Arthur and Polak [4] (A&P) also simulate technological evolution. Their technolo-
gies have a real-world meaning: they are designs for Boolean logic gates, made up of
combinations of component technologies, beginning from a base technology, the
NAND gate. Each time step a new combination of existing technologies is created
and evaluated for how well it generates one of a fixed list of desired logic functions. If
it replicates desired functions satisfied by a previously created technology, and is less
expensive, where cost is defined as the number of component instances of the base
technology, NAND, then the new technology replaces in memory the technology with
the equivalent function and higher cost. The replaced technology may have been used
as a component technology in the construction of other technologies, in which case it
is replaced in them as well. The total number of replacements resulting from the
newly created technology is its innovation size. As with the previous model, A&P
find example parameter settings in which the frequency distribution of innovation
sizes tends towards being scale-free.
The model for Simulating Knowledge dynamics in Innovation Networks (SKIN)
[5, 27, 28] simulates a dynamic population of firms. Each firm possesses a set of
units of knowledge, called kenes, and a strategy, called an innovation hypothesis (IH),
for combining several kenes to make a product. Input kenes not possessed by the firm
must be sourced from a market supplied by the other firms. Each kene is a triple of
numbers, representing a capability, an ability and expertise. Products are created as a
normalised sum-product of capabilities and abilities of the kenes in the IH, and given
a level of quality based on a sum-product of the same kenes' abilities and expertise.
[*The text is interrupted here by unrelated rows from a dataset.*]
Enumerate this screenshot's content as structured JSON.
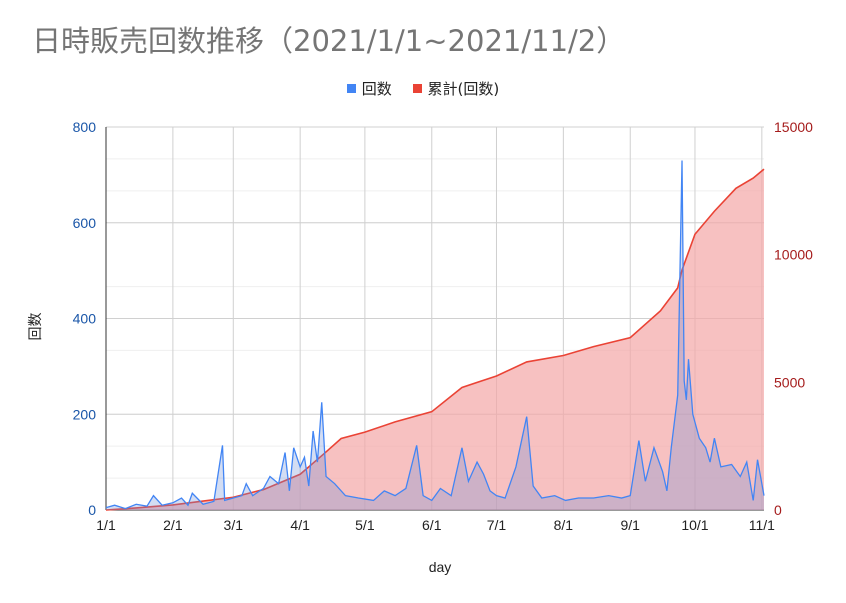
{
  "chart_data": {
    "type": "line",
    "title": "日時販売回数推移（2021/1/1~2021/11/2）",
    "xlabel": "day",
    "ylabel_left": "回数",
    "ylabel_right": "",
    "x_start": "2021-01-01",
    "x_end": "2021-11-02",
    "x_ticks": [
      "1/1",
      "2/1",
      "3/1",
      "4/1",
      "5/1",
      "6/1",
      "7/1",
      "8/1",
      "9/1",
      "10/1",
      "11/1"
    ],
    "ylim_left": [
      0,
      800
    ],
    "yticks_left": [
      "0",
      "200",
      "400",
      "600",
      "800"
    ],
    "ylim_right": [
      0,
      15000
    ],
    "yticks_right": [
      "0",
      "5000",
      "10000",
      "15000"
    ],
    "grid": true,
    "legend_position": "top",
    "series": [
      {
        "name": "回数",
        "axis": "left",
        "type": "line",
        "color": "#4285f4",
        "points": [
          [
            "2021-01-01",
            5
          ],
          [
            "2021-01-05",
            10
          ],
          [
            "2021-01-10",
            3
          ],
          [
            "2021-01-15",
            12
          ],
          [
            "2021-01-20",
            8
          ],
          [
            "2021-01-23",
            30
          ],
          [
            "2021-01-27",
            10
          ],
          [
            "2021-02-01",
            15
          ],
          [
            "2021-02-05",
            25
          ],
          [
            "2021-02-08",
            10
          ],
          [
            "2021-02-10",
            35
          ],
          [
            "2021-02-15",
            12
          ],
          [
            "2021-02-20",
            18
          ],
          [
            "2021-02-24",
            135
          ],
          [
            "2021-02-25",
            20
          ],
          [
            "2021-03-01",
            25
          ],
          [
            "2021-03-05",
            30
          ],
          [
            "2021-03-07",
            55
          ],
          [
            "2021-03-10",
            30
          ],
          [
            "2021-03-15",
            45
          ],
          [
            "2021-03-18",
            70
          ],
          [
            "2021-03-22",
            55
          ],
          [
            "2021-03-25",
            120
          ],
          [
            "2021-03-27",
            40
          ],
          [
            "2021-03-29",
            130
          ],
          [
            "2021-04-01",
            90
          ],
          [
            "2021-04-03",
            110
          ],
          [
            "2021-04-05",
            50
          ],
          [
            "2021-04-07",
            165
          ],
          [
            "2021-04-09",
            100
          ],
          [
            "2021-04-11",
            225
          ],
          [
            "2021-04-13",
            70
          ],
          [
            "2021-04-17",
            55
          ],
          [
            "2021-04-22",
            30
          ],
          [
            "2021-04-28",
            25
          ],
          [
            "2021-05-05",
            20
          ],
          [
            "2021-05-10",
            40
          ],
          [
            "2021-05-15",
            30
          ],
          [
            "2021-05-20",
            45
          ],
          [
            "2021-05-25",
            135
          ],
          [
            "2021-05-28",
            30
          ],
          [
            "2021-06-01",
            20
          ],
          [
            "2021-06-05",
            45
          ],
          [
            "2021-06-10",
            30
          ],
          [
            "2021-06-15",
            130
          ],
          [
            "2021-06-18",
            60
          ],
          [
            "2021-06-22",
            100
          ],
          [
            "2021-06-25",
            75
          ],
          [
            "2021-06-28",
            40
          ],
          [
            "2021-07-01",
            30
          ],
          [
            "2021-07-05",
            25
          ],
          [
            "2021-07-10",
            90
          ],
          [
            "2021-07-15",
            195
          ],
          [
            "2021-07-18",
            50
          ],
          [
            "2021-07-22",
            25
          ],
          [
            "2021-07-28",
            30
          ],
          [
            "2021-08-02",
            20
          ],
          [
            "2021-08-08",
            25
          ],
          [
            "2021-08-15",
            25
          ],
          [
            "2021-08-22",
            30
          ],
          [
            "2021-08-28",
            25
          ],
          [
            "2021-09-01",
            30
          ],
          [
            "2021-09-05",
            145
          ],
          [
            "2021-09-08",
            60
          ],
          [
            "2021-09-12",
            130
          ],
          [
            "2021-09-16",
            80
          ],
          [
            "2021-09-18",
            40
          ],
          [
            "2021-09-20",
            130
          ],
          [
            "2021-09-23",
            240
          ],
          [
            "2021-09-25",
            730
          ],
          [
            "2021-09-26",
            270
          ],
          [
            "2021-09-27",
            230
          ],
          [
            "2021-09-28",
            315
          ],
          [
            "2021-09-30",
            200
          ],
          [
            "2021-10-03",
            150
          ],
          [
            "2021-10-06",
            130
          ],
          [
            "2021-10-08",
            100
          ],
          [
            "2021-10-10",
            150
          ],
          [
            "2021-10-13",
            90
          ],
          [
            "2021-10-18",
            95
          ],
          [
            "2021-10-22",
            70
          ],
          [
            "2021-10-25",
            100
          ],
          [
            "2021-10-28",
            20
          ],
          [
            "2021-10-30",
            105
          ],
          [
            "2021-11-02",
            30
          ]
        ]
      },
      {
        "name": "累計(回数)",
        "axis": "right",
        "type": "area",
        "color": "#ea4335",
        "fill": "#f4a6a6",
        "points": [
          [
            "2021-01-01",
            0
          ],
          [
            "2021-01-15",
            80
          ],
          [
            "2021-02-01",
            200
          ],
          [
            "2021-02-15",
            350
          ],
          [
            "2021-03-01",
            500
          ],
          [
            "2021-03-15",
            800
          ],
          [
            "2021-04-01",
            1400
          ],
          [
            "2021-04-12",
            2200
          ],
          [
            "2021-04-20",
            2800
          ],
          [
            "2021-05-01",
            3050
          ],
          [
            "2021-05-15",
            3450
          ],
          [
            "2021-06-01",
            3850
          ],
          [
            "2021-06-15",
            4800
          ],
          [
            "2021-07-01",
            5250
          ],
          [
            "2021-07-15",
            5800
          ],
          [
            "2021-08-01",
            6050
          ],
          [
            "2021-08-15",
            6400
          ],
          [
            "2021-09-01",
            6750
          ],
          [
            "2021-09-15",
            7800
          ],
          [
            "2021-09-23",
            8700
          ],
          [
            "2021-09-25",
            9400
          ],
          [
            "2021-10-01",
            10800
          ],
          [
            "2021-10-10",
            11700
          ],
          [
            "2021-10-20",
            12600
          ],
          [
            "2021-10-28",
            13000
          ],
          [
            "2021-11-02",
            13350
          ]
        ]
      }
    ]
  }
}
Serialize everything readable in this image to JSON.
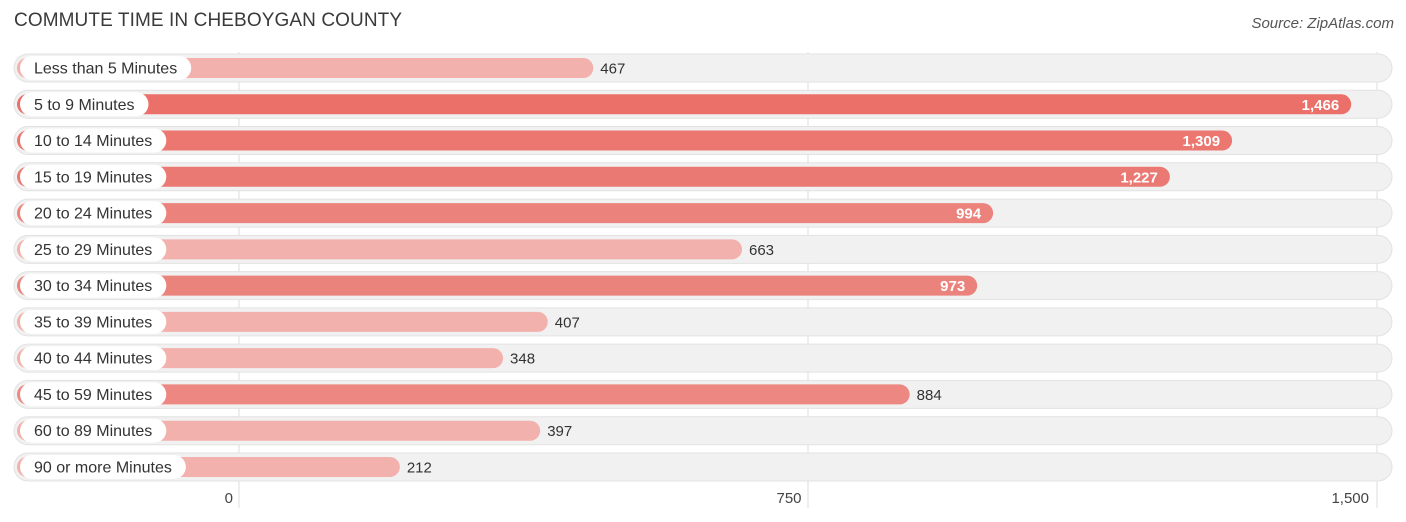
{
  "chart_data": {
    "type": "bar",
    "orientation": "horizontal",
    "title": "COMMUTE TIME IN CHEBOYGAN COUNTY",
    "source": "Source: ZipAtlas.com",
    "categories": [
      "Less than 5 Minutes",
      "5 to 9 Minutes",
      "10 to 14 Minutes",
      "15 to 19 Minutes",
      "20 to 24 Minutes",
      "25 to 29 Minutes",
      "30 to 34 Minutes",
      "35 to 39 Minutes",
      "40 to 44 Minutes",
      "45 to 59 Minutes",
      "60 to 89 Minutes",
      "90 or more Minutes"
    ],
    "values": [
      467,
      1466,
      1309,
      1227,
      994,
      663,
      973,
      407,
      348,
      884,
      397,
      212
    ],
    "value_labels": [
      "467",
      "1,466",
      "1,309",
      "1,227",
      "994",
      "663",
      "973",
      "407",
      "348",
      "884",
      "397",
      "212"
    ],
    "xlim": [
      0,
      1500
    ],
    "ticks": [
      0,
      750,
      1500
    ],
    "tick_labels": [
      "0",
      "750",
      "1,500"
    ],
    "grid": true,
    "colors": {
      "bar_strong": "#ea7069",
      "bar_light": "#f2b1ad"
    }
  }
}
Firms lacking a market for their products can perform incremental research to adjust
their abilities, radical research to swap a kene in their IH for another kene, or enter an
alliance or partnership with another firm to access that firm's kenes. Expertise scores
increase in kenes when they are used, but decrease when not in use, and kenes with 0
expertise are forgotten by the firm. Partners are chosen based on past experience of
partnership, customer and supplier relations, and the degree of similarity in kenes to
the choosing firm. Regular partners may unite to form an innovation network, which
then can create extra products in addition to those produced by its members. Products
on the markets have dynamic prices reflecting recent supply and demand, research has
costs, and firms' behaviour reflects their wealth.